A aquella hora la taberna estaba medio vacía. Dante y Guido permanecían sentados a una mesa en un rincón. Algunos clientes bebían un vino infecto. Detrás del mostrador, el posadero parecía ocupado con las cuentas.

—Sé que queréis defenderlo porque se ha convertido en vuestro benefactor —dijo Guido con su habitual ironía burlona—, pero debéis entender que ese hombre nunca tomará la iniciativa. Ninguna, con tal de no enfrentar a Corso cara a cara.

Hablaba a media voz porque sabía que, en un lugar así, ciertas conversaciones podían ser escuchadas por oídos enemigos.

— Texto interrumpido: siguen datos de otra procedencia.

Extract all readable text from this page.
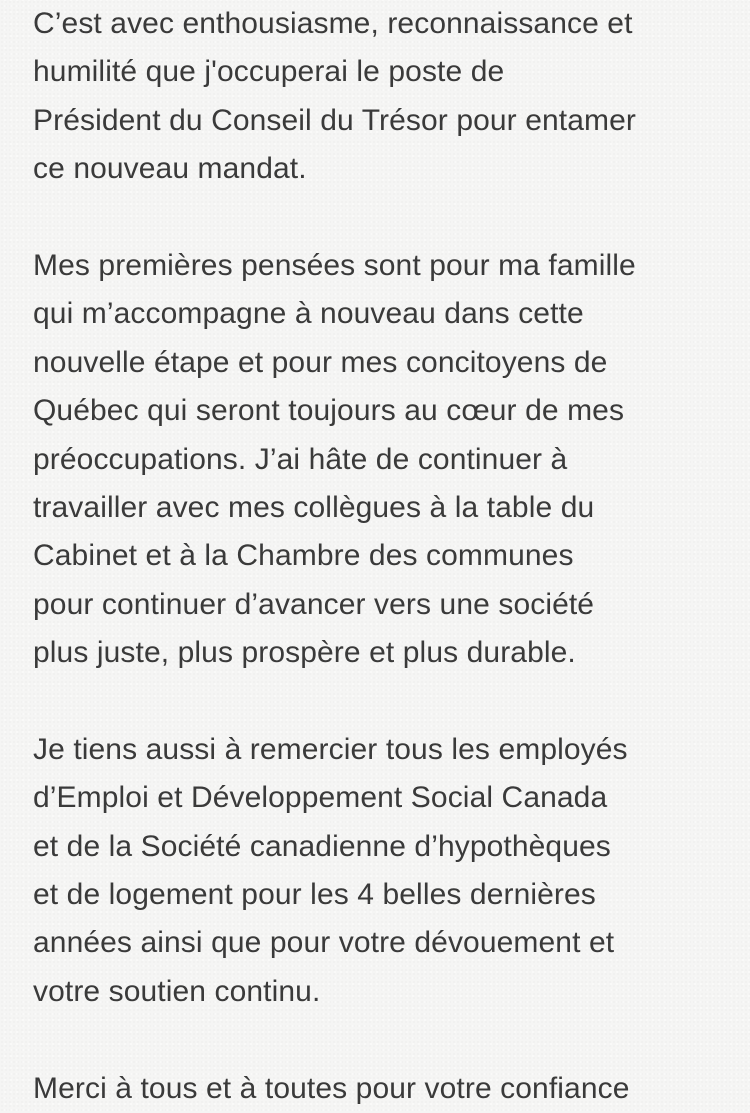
C’est avec enthousiasme, reconnaissance et
humilité que j'occuperai le poste de
Président du Conseil du Trésor pour entamer
ce nouveau mandat.

Mes premières pensées sont pour ma famille
qui m’accompagne à nouveau dans cette
nouvelle étape et pour mes concitoyens de
Québec qui seront toujours au cœur de mes
préoccupations. J’ai hâte de continuer à
travailler avec mes collègues à la table du
Cabinet et à la Chambre des communes
pour continuer d’avancer vers une société
plus juste, plus prospère et plus durable.

Je tiens aussi à remercier tous les employés
d’Emploi et Développement Social Canada
et de la Société canadienne d’hypothèques
et de logement pour les 4 belles dernières
années ainsi que pour votre dévouement et
votre soutien continu.

Merci à tous et à toutes pour votre confiance
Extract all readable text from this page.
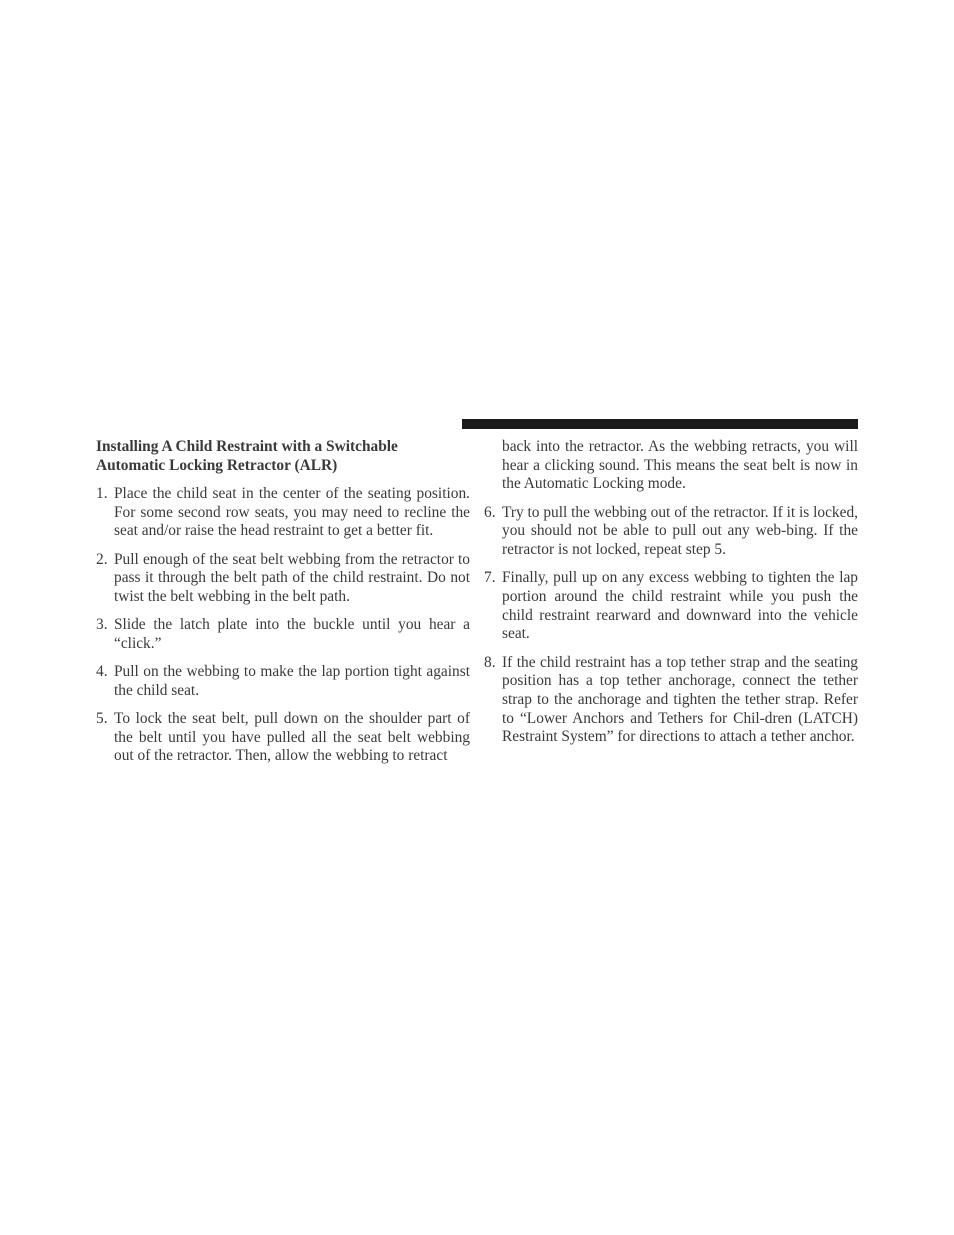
Installing A Child Restraint with a Switchable
Automatic Locking Retractor (ALR)
1. Place the child seat in the center of the seating position. For some second row seats, you may need to recline the seat and/or raise the head restraint to get a better fit.
2. Pull enough of the seat belt webbing from the retractor to pass it through the belt path of the child restraint. Do not twist the belt webbing in the belt path.
3. Slide the latch plate into the buckle until you hear a “click.”
4. Pull on the webbing to make the lap portion tight against the child seat.
5. To lock the seat belt, pull down on the shoulder part of the belt until you have pulled all the seat belt webbing out of the retractor. Then, allow the webbing to retract
back into the retractor. As the webbing retracts, you will hear a clicking sound. This means the seat belt is now in the Automatic Locking mode.
6. Try to pull the webbing out of the retractor. If it is locked, you should not be able to pull out any web-bing. If the retractor is not locked, repeat step 5.
7. Finally, pull up on any excess webbing to tighten the lap portion around the child restraint while you push the child restraint rearward and downward into the vehicle seat.
8. If the child restraint has a top tether strap and the seating position has a top tether anchorage, connect the tether strap to the anchorage and tighten the tether strap. Refer to “Lower Anchors and Tethers for Chil-dren (LATCH) Restraint System” for directions to attach a tether anchor.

—Bueno, creo que puedo decir que sois injusto —observó Dante—. Después de todo, Vieri es el único que se opone al caballero Donati.

Guido suspiró.

—Sois sordo y ciego. No queréis entender. Voy a tratar de explicároslo así: después de Campaldino, Corso está convencido de que es un héroe.

Dante no pudo evitarlo, era más fuerte que él.

—No deja de tener su gracia que os expreséis al respecto, puesto que no estabais allí —dijo.

Guido suspiró.

—De acuerdo. Tenéis razón, pero no es en absoluto esa la cuestión.

—Ah, ¿no? ¿Y cuál sería, entonces?

—Tanto si es cierto como si es falso lo que Corso dice, son muchos los que lo creen. Vieri no lo desmiente y Carbone es demasiado débil para imponerse, no obstante, sería el hombre adecuado en momentos como estos. Creo que de una forma u otra tiene algún complejo de inferioridad respecto a Vieri.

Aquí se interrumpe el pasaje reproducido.